Mechanisms of RNA modification. We have made a breakthrough point of expanding new research frontiers of RNA methylation-mediated epitranscriptomics by identifying the mammalian RNA N6-Methyladenosine (m6A) methyltransferase complex METTL3/METTL14/WTAP (Cell Research 2014), selective mechanism of m6A site (Cell Stem Cell 2015), m6A demethylase ALKBH5 (Molecular Cell 2013) and direct role of m6A and its nuclear reader YTHDC1 in pre-mRNA splicing (Cell Research 2014; Molecular Cell 2016; RNA Biology 2016). We have shown that in Drosophila melanogaster, new miRNAs are adaptively evolving at birth, which highlights the regulatory of miRNAs (PLoS Genetics, 2014). In an integrative study of biochemistry, stem cell, genomics, and bioinformatics, our findings revealed a brand new role of miRNAs in regulating mRNA epitranscriptomic modification in eukaryotes. The discovery of enzymes catalyzing m6A dynamics and m6A role in RNA processing demonstrates that besides the vital roles of DNA methylations the dynamic and reversible chemical m6A modification on RNA also plays essential roles in epigenetic regulation of basic life processes in mammals and now becomes a novel epitranscriptomic marker of profound biological significance.

 

4. Omic data interpretation Methods to detect CH-like effects in GWAS. Compound Heterozygosity (CH) in classical genetics is the presence of two different recessive mutations at a particular gene locus. A relaxed form of CH alleles may account for an essential proportion of the missing heritability, i.e. heritability of phenotypes so far not accounted for by single genetic variants. Methods to detect CH-like effects in genome-wide association studies (GWAS) may facilitate explaining the missing heritability. CollapsABEL provides a computationally efficient solution for screening general forms of CH alleles in densely imputed microarray or whole genome sequencing datasets.
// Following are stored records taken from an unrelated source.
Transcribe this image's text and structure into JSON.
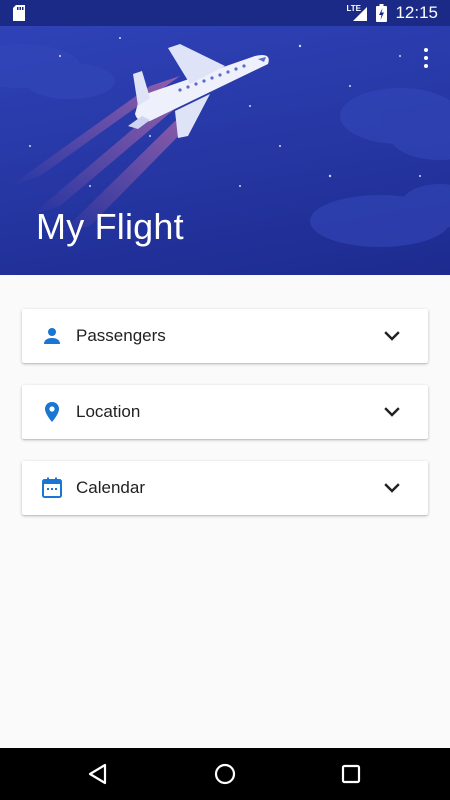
{
  "status_bar": {
    "network": "LTE",
    "time": "12:15",
    "icons": [
      "sd-card-icon",
      "lte-signal-icon",
      "battery-charging-icon"
    ]
  },
  "header": {
    "title": "My Flight",
    "menu_icon": "more-vert-icon",
    "colors": {
      "background": "#2a3aa8",
      "title": "#ffffff"
    }
  },
  "sections": [
    {
      "label": "Passengers",
      "icon": "person-icon",
      "expand_icon": "chevron-down-icon"
    },
    {
      "label": "Location",
      "icon": "location-pin-icon",
      "expand_icon": "chevron-down-icon"
    },
    {
      "label": "Calendar",
      "icon": "calendar-icon",
      "expand_icon": "chevron-down-icon"
    }
  ],
  "accent_color": "#1976d2",
  "navigation": {
    "back_icon": "back-triangle-icon",
    "home_icon": "home-circle-icon",
    "recents_icon": "recents-square-icon"
  }
}
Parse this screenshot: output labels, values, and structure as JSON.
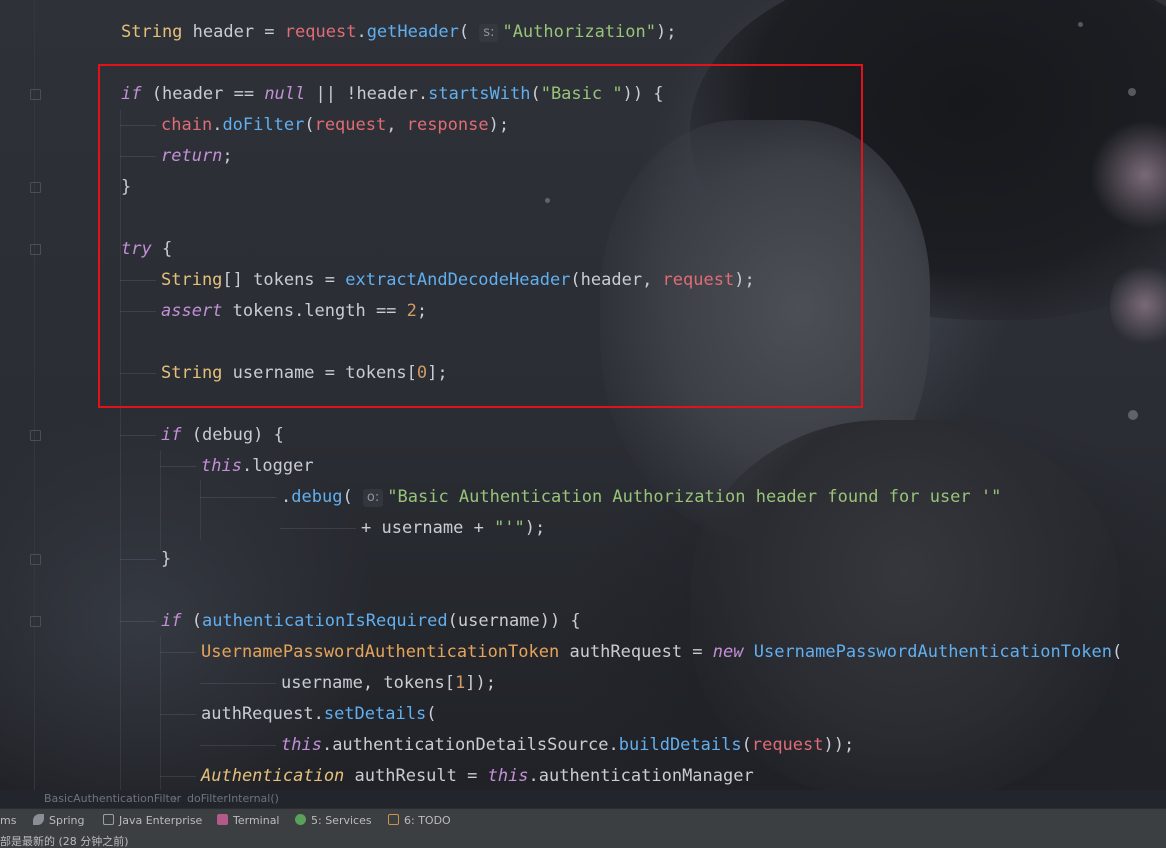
{
  "editor": {
    "lines": [
      {
        "id": "l1",
        "tokens": [
          [
            "type",
            "String"
          ],
          [
            "plain",
            " header = "
          ],
          [
            "var",
            "request"
          ],
          [
            "plain",
            "."
          ],
          [
            "fn",
            "getHeader"
          ],
          [
            "plain",
            "( "
          ],
          [
            "hint",
            "s:"
          ],
          [
            "str",
            "\"Authorization\""
          ],
          [
            "plain",
            ");"
          ]
        ]
      },
      {
        "id": "l2",
        "tokens": [
          [
            "kw",
            "if"
          ],
          [
            "plain",
            " (header == "
          ],
          [
            "kw",
            "null"
          ],
          [
            "plain",
            " || !header."
          ],
          [
            "fn",
            "startsWith"
          ],
          [
            "plain",
            "("
          ],
          [
            "str",
            "\"Basic \""
          ],
          [
            "plain",
            ")) {"
          ]
        ]
      },
      {
        "id": "l3",
        "tokens": [
          [
            "var",
            "chain"
          ],
          [
            "plain",
            "."
          ],
          [
            "fn",
            "doFilter"
          ],
          [
            "plain",
            "("
          ],
          [
            "var",
            "request"
          ],
          [
            "plain",
            ", "
          ],
          [
            "var",
            "response"
          ],
          [
            "plain",
            ");"
          ]
        ]
      },
      {
        "id": "l4",
        "tokens": [
          [
            "kw",
            "return"
          ],
          [
            "plain",
            ";"
          ]
        ]
      },
      {
        "id": "l5",
        "tokens": [
          [
            "plain",
            "}"
          ]
        ]
      },
      {
        "id": "l6",
        "tokens": [
          [
            "kw",
            "try"
          ],
          [
            "plain",
            " {"
          ]
        ]
      },
      {
        "id": "l7",
        "tokens": [
          [
            "type",
            "String"
          ],
          [
            "plain",
            "[] tokens = "
          ],
          [
            "fn",
            "extractAndDecodeHeader"
          ],
          [
            "plain",
            "(header, "
          ],
          [
            "var",
            "request"
          ],
          [
            "plain",
            ");"
          ]
        ]
      },
      {
        "id": "l8",
        "tokens": [
          [
            "kw",
            "assert"
          ],
          [
            "plain",
            " tokens.length == "
          ],
          [
            "num",
            "2"
          ],
          [
            "plain",
            ";"
          ]
        ]
      },
      {
        "id": "l9",
        "tokens": [
          [
            "type",
            "String"
          ],
          [
            "plain",
            " username = tokens["
          ],
          [
            "num",
            "0"
          ],
          [
            "plain",
            "];"
          ]
        ]
      },
      {
        "id": "l10",
        "tokens": [
          [
            "kw",
            "if"
          ],
          [
            "plain",
            " (debug) {"
          ]
        ]
      },
      {
        "id": "l11",
        "tokens": [
          [
            "kw",
            "this"
          ],
          [
            "plain",
            ".logger"
          ]
        ]
      },
      {
        "id": "l12",
        "tokens": [
          [
            "plain",
            "."
          ],
          [
            "fn",
            "debug"
          ],
          [
            "plain",
            "( "
          ],
          [
            "hint",
            "o:"
          ],
          [
            "str",
            "\"Basic Authentication Authorization header found for user '\""
          ]
        ]
      },
      {
        "id": "l13",
        "tokens": [
          [
            "plain",
            "+ username + "
          ],
          [
            "str",
            "\"'\""
          ],
          [
            "plain",
            ");"
          ]
        ]
      },
      {
        "id": "l14",
        "tokens": [
          [
            "plain",
            "}"
          ]
        ]
      },
      {
        "id": "l15",
        "tokens": [
          [
            "kw",
            "if"
          ],
          [
            "plain",
            " ("
          ],
          [
            "fn",
            "authenticationIsRequired"
          ],
          [
            "plain",
            "(username)) {"
          ]
        ]
      },
      {
        "id": "l16",
        "tokens": [
          [
            "cls",
            "UsernamePasswordAuthenticationToken"
          ],
          [
            "plain",
            " authRequest = "
          ],
          [
            "kw",
            "new"
          ],
          [
            "plain",
            " "
          ],
          [
            "fn",
            "UsernamePasswordAuthenticationToken"
          ],
          [
            "plain",
            "("
          ]
        ]
      },
      {
        "id": "l17",
        "tokens": [
          [
            "plain",
            "username, tokens["
          ],
          [
            "num",
            "1"
          ],
          [
            "plain",
            "]);"
          ]
        ]
      },
      {
        "id": "l18",
        "tokens": [
          [
            "plain",
            "authRequest."
          ],
          [
            "fn",
            "setDetails"
          ],
          [
            "plain",
            "("
          ]
        ]
      },
      {
        "id": "l19",
        "tokens": [
          [
            "kw",
            "this"
          ],
          [
            "plain",
            ".authenticationDetailsSource."
          ],
          [
            "fn",
            "buildDetails"
          ],
          [
            "plain",
            "("
          ],
          [
            "var",
            "request"
          ],
          [
            "plain",
            "));"
          ]
        ]
      },
      {
        "id": "l20",
        "tokens": [
          [
            "ital-type",
            "Authentication"
          ],
          [
            "plain",
            " authResult = "
          ],
          [
            "kw",
            "this"
          ],
          [
            "plain",
            ".authenticationManager"
          ]
        ]
      }
    ]
  },
  "breadcrumb": {
    "class_name": "BasicAuthenticationFilter",
    "separator": "›",
    "method_name": "doFilterInternal()"
  },
  "toolbar": {
    "items": [
      {
        "label": "ms",
        "icon": "none"
      },
      {
        "label": "Spring",
        "icon": "spring-leaf-icon"
      },
      {
        "label": "Java Enterprise",
        "icon": "java-enterprise-icon"
      },
      {
        "label": "Terminal",
        "icon": "terminal-icon"
      },
      {
        "label": "5: Services",
        "icon": "services-gear-icon"
      },
      {
        "label": "6: TODO",
        "icon": "todo-list-icon"
      }
    ]
  },
  "status": {
    "message": "部是最新的 (28 分钟之前)"
  },
  "colors": {
    "highlight_border": "#e2121b",
    "keyword": "#c38fd6",
    "type": "#e5c07b",
    "function": "#61afef",
    "string": "#98c379",
    "number": "#d19a66"
  }
}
The implemented test provides an improved power over single-SNP based methods in detecting the prevalence of CH in human complex phenotypes, offering an opportunity for tackling the missing heritability problem (BMC Bioinformatics, 2016).

 

 Awards and Honors (since 2014)

 

  • Prof. ZENG Changqing obtained Outstanding Woman Achievement of CAS Beijing Region (2014), was appointed as a Panel Member of the MOST (the Ministry of Science and Technology) for the National Major Research Plan in Precision Medicine (2015), and serves as Associate Chair of Precision Medicine Subcommittee, Chinese Association of Geriatric Research (2016).
  • Prof YANG Yungui obtained "Excellent" in the final review of the CAS "Hundred Talents Program"(2014), was appointed as a CAS Distinguished Professor (2015), received The National Science Fund for Distinguished Young Scholars (2016), and as the Chief Scientist obtained a major funding for National Basic Research Programs in Precision Medicine (2016).
  • Prof. WANG Qianfei received The National Science Fund for Distinguished Young Scholars (2014), was appointed as CAS Distinguished Professor (2015) and as a professor of the National Hundred, Thousand and Ten Thousand Talents Project (2015); received "ZHU-LI Yuehua Excellent Teacher Award" of CAS (2015).
  • Prof. GUO Caixia received "ZHU-LI Yuehua Excellent Teacher Award" of CAS (2016).
  • Prof. CI Weimin received The National Science Fund for Excellent Young Scholars from National Natural Science Foundation of China (2014).
  • Prof. LIU Xin was appointed as a professor of "Hundred Talents Program"of CAS (2015).
  • Prof. LIU Fan was appointed as a professor of "Thousand Youth Talents Program" of CAS (2015).
  • Dr. HOU Yali and Dr. HE Fuhong were elected as members of Youth Innovation Promotion Association of CAS (2015).
  • Dr. SUN Baofa and Dr. ZhANG Dake were elected as the members of Youth Innovation Promotion Association of CAS (2016).